El uso del lenguaje no es neutral. No somos todo lo que decimos pero
lo que enunciamos o callamos nos sitúa en algún punto, flexible, de una
red de relaciones sociales y de poder significativa. Los usos de la
palabra, y del silencio, no son irrelevantes, contribuyen a expresar y
moldear el mundo en que vivimos, cómo lo percibimos y cómo nos
relacionamos con los demás, cerca o lejos, en armonía o en
confrontación. Por eso, la manipulación del lenguaje y la contaminación
de la conversación social por el poder y sus discursos autoritarios daña
la convivencia social y afecta la calidad de la democracia que requiere
del diálogo y del sentido crítico.
Mucho se ha escrito en estos días acerca del lenguaje divisivo que ha
caracterizado el discurso oficial en el último año. No es asunto menor,
en efecto, que desde la tribuna o púlpito del Poder Ejecutivo se
asesten a diestra y siniestra descalificaciones a quienes no coinciden
con el proyecto sexenal o critican el actuar gubernamental, así lo hagan
en defensa de principios que el actual régimen dice defender, tales los
derechos de las comunidades indígenas amenazadas por el mal llamado
tren “maya”, o los de las mujeres marginadas a quienes se afecta con
políticas que poco contribuyen a la justicia social. Lejos de promover
la unidad en la diversidad, a la que a veces se exhorta, la voz cantante
del poder ha fomentado una estridencia verbal que intensifica las
manifestaciones de discriminación ya existentes, y excesivas, en México.

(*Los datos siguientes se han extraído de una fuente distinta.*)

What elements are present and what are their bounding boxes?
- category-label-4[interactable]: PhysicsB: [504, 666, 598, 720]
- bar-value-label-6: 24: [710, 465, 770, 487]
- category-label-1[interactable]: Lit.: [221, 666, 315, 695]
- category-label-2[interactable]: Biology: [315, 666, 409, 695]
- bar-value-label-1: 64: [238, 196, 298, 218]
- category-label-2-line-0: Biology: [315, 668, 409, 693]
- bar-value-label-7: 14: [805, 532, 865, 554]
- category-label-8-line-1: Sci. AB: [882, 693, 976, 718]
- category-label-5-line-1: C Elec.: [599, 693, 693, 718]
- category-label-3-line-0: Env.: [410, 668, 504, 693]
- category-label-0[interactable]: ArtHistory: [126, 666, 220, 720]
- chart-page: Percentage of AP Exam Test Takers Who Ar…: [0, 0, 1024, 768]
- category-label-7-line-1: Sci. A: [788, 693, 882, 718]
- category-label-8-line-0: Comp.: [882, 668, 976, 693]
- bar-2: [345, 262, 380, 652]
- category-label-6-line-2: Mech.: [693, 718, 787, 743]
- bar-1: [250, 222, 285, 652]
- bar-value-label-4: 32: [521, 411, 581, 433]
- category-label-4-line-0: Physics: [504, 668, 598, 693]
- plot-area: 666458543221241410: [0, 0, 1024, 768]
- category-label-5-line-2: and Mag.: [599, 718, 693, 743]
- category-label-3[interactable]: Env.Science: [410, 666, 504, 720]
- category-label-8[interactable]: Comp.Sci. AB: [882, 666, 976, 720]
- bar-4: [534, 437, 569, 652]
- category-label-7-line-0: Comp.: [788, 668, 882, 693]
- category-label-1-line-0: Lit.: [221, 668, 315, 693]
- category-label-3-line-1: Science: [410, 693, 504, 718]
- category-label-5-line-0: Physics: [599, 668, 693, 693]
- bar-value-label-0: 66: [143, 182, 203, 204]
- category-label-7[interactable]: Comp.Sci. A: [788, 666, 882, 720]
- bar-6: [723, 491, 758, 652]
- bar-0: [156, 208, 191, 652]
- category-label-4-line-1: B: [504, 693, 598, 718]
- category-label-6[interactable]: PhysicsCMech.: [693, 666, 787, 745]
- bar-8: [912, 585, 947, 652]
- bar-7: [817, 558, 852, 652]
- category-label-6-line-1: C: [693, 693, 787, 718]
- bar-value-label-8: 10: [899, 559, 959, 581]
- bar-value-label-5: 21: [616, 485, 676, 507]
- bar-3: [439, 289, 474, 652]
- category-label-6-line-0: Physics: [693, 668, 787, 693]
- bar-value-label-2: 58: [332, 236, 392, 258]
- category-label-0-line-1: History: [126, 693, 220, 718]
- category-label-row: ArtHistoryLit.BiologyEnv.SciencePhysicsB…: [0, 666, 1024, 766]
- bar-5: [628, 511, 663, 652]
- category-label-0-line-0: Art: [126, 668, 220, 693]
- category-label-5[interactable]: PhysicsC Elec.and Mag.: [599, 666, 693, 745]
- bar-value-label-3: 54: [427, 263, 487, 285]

Sin embargo, la contaminación del discurso social por la mentira, la
descalificación y la hostilidad hacia los “otros” y “otras” –quienes no
piensan “como yo”, quienes son diferentes, quienes no alaban o no
vilipendian al líder y un largo etcétera– no es sólo responsabilidad del
presidente, su gabinete y otros actores políticos. Retomar, usar,
repetir sus calificativos excluyentes, despreciativos, agresivos nos
convierte en caja de resonancia de ese discurso divisivo, de las
descalificaciones y burlas que criticamos en boca de otras personas.
La sociedad mexicana de por sí carga con un hondo problema de
discriminación. Nuestro lenguaje está atravesado de expresiones machistas,
clasistas y racistas que ninguna receta de lenguaje incluyente podrá eliminar
porque en ellas se manifiesta una forma de vernos y de ver a los demás cargada
de prejuicios, que se reproducen en una sociedad plagada de desigualdades y
poco crítica de sí misma.
A las viejas expresiones, y actitudes de superioridad de unos y
negación de otros, se han ido sumando vocablos sacados del cajón del
resentimiento, de la mofa, que se usan sin pudor porque están
“autorizados” desde la voz oficial. Así, al ya amplio arsenal de
etiquetas con que restamos inteligencia, derechos y humanidad a otros y
otras, se añade hoy una clasificación dualista que reproduce, en
síntesis, la rancia división en seres “buenos” y “malos”, “puros” e
“impuros”, que deriva en “dignos” o “indignos” de confianza, respeto,
duelo o derecho a existir.
Hay quienes se autocalifican con la palabra excluyente de moda, como
intento de resignificación, o como reconocimiento de no pertenencia al
grupo en el poder. Las palabras sin duda pueden adquirir nuevos
significados y negar la exclusión original. Sin embargo, en el contexto
actual, esta resignificación es sólo relativa: mal que bien nos situamos
de un lado de la brecha trazada desde la mirada oficial y adoptamos o
parecemos adoptar la visión de que aquí sólo hay dos bandos separados o
al borde de la confrontación.
El paso del discurso excluyente al discurso de odio no es lineal. Sin
embargo, reproducir y aceptar la descalificación continua separa y daña: reduce
nuestra comprensión de la diversidad de formas de pensar y vivir y la capacidad
de diálogo necesaria para enfrentar y superar problemas que afectan el presente
y futuro de todas y todos.
Sin etiquetas, el 2020 puede ser mejor.